To be honest, I was a bit put off by the ending at first. Marianne, by chance, saw Héloïse in the opera (or concert hall?) sitting on the balcony on the opposite wall. Héloïse, unaware, listened to a piece which had been deeply meaningful to (and indicative of) the women’s relationship. As the music continued, she got gradually more unraveled and began to weep, looking pained and overwhelmed with emotion. Initially, I looked at this reaction thinking about the years that had passed between their dalliance at this moment and I thought that since her feelings for Marianne – or the disappointment of having had to leave her – were far from fresh and she had built a new life and family elsewhere, surely she would look back on her past relationship with a dignified kind of fondness or, perhaps, bitter resentment at the world for robbing her of true love.
But the more I let the moment play out, I realized that the cause of her overpowering sadness was precisely the fact that she was no longer allowed the freedom to feel it. It was a mournful, though powerful, sort of devastation emphasized by the confines of her duty-bound married life. So once she heard a melody that reminded her of not only a deep happiness that she had lost, but also the chance at emotional honesty that had been taken from her, no other reaction would have made more sense. The final shot of Call Me By Your Name is very similar, but Portrait adds to it a defeated, adult quality that punched me in the heart all the more for it.
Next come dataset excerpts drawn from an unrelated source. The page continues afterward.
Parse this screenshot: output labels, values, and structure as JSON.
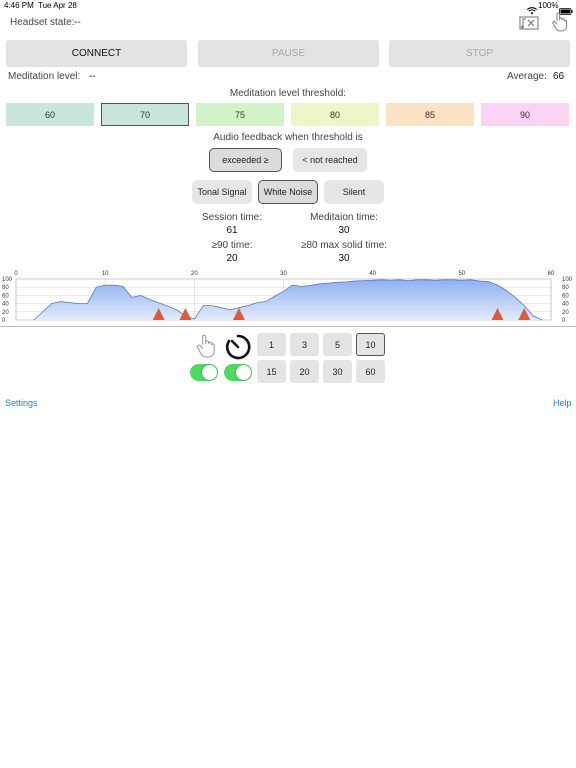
{
  "status_bar": {
    "time": "4:46 PM",
    "date": "Tue Apr 28",
    "battery": "100%"
  },
  "header": {
    "headset_label": "Headset state:",
    "headset_value": "--"
  },
  "controls": {
    "connect": "CONNECT",
    "pause": "PAUSE",
    "stop": "STOP"
  },
  "meditation": {
    "level_label": "Meditation level:",
    "level_value": "--",
    "average_label": "Average:",
    "average_value": "66"
  },
  "threshold": {
    "title": "Meditation level threshold:",
    "options": [
      {
        "label": "60",
        "color": "#c8e6dc"
      },
      {
        "label": "70",
        "color": "#c8e6dc"
      },
      {
        "label": "75",
        "color": "#d3f2c8"
      },
      {
        "label": "80",
        "color": "#eef6c9"
      },
      {
        "label": "85",
        "color": "#fde2c4"
      },
      {
        "label": "90",
        "color": "#fbd3f5"
      }
    ],
    "selected": "70"
  },
  "feedback": {
    "title": "Audio feedback when threshold is",
    "exceeded": "exceeded ≥",
    "not_reached": "< not reached",
    "tonal": "Tonal Signal",
    "white_noise": "White Noise",
    "silent": "Silent"
  },
  "stats": {
    "session_label": "Session time:",
    "session_value": "61",
    "med_time_label": "Meditaion time:",
    "med_time_value": "30",
    "ge90_label": "≥90 time:",
    "ge90_value": "20",
    "ge80_label": "≥80 max solid time:",
    "ge80_value": "30"
  },
  "chart_data": {
    "type": "area",
    "x_ticks": [
      "0",
      "10",
      "20",
      "30",
      "40",
      "50",
      "60"
    ],
    "y_ticks": [
      "100",
      "80",
      "60",
      "40",
      "20",
      "0"
    ],
    "xlim": [
      0,
      60
    ],
    "ylim": [
      0,
      100
    ],
    "x": [
      2,
      4,
      5,
      7,
      8,
      9,
      10,
      11,
      12,
      13,
      14,
      15,
      16,
      17,
      18,
      19,
      20,
      21,
      22,
      23,
      24,
      25,
      26,
      27,
      28,
      29,
      30,
      31,
      32,
      33,
      34,
      35,
      36,
      37,
      38,
      39,
      40,
      41,
      42,
      43,
      44,
      45,
      46,
      47,
      48,
      49,
      50,
      51,
      52,
      53,
      54,
      55,
      56,
      57,
      58,
      59
    ],
    "y": [
      0,
      40,
      45,
      40,
      40,
      80,
      85,
      85,
      82,
      55,
      60,
      50,
      42,
      34,
      25,
      10,
      2,
      35,
      35,
      30,
      25,
      30,
      35,
      42,
      45,
      58,
      70,
      85,
      82,
      84,
      88,
      90,
      92,
      93,
      95,
      96,
      97,
      98,
      97,
      98,
      96,
      98,
      98,
      97,
      98,
      98,
      97,
      98,
      95,
      94,
      85,
      72,
      55,
      35,
      10,
      0
    ],
    "markers_x": [
      16,
      19,
      25,
      54,
      57
    ],
    "marker_color": "#e05a3a",
    "fill_color": "#8fb0f0"
  },
  "timer": {
    "toggle1_on": true,
    "toggle2_on": true,
    "buttons_row1": [
      "1",
      "3",
      "5",
      "10"
    ],
    "buttons_row2": [
      "15",
      "20",
      "30",
      "60"
    ],
    "selected": "10"
  },
  "footer": {
    "settings": "Settings",
    "help": "Help"
  }
}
I’d recommend you watch this film alone because just like the characters appear to exist for nobody but themselves, your own enjoyment of the emotional journey through the story shouldn’t be influenced by anyone else’s presence.
I don’t quite know how to categorize this movie in terms of how it surprises, confuses, enthralls, and disillusions me. Thus far, French movies are the cheese to my macaroni, in that I absolutely, passionately dislike cheese of any flavor and texture. Except for mozzarella, which I can’t quite get enough of.
Portrait of a Lady on Fire is mozzarella.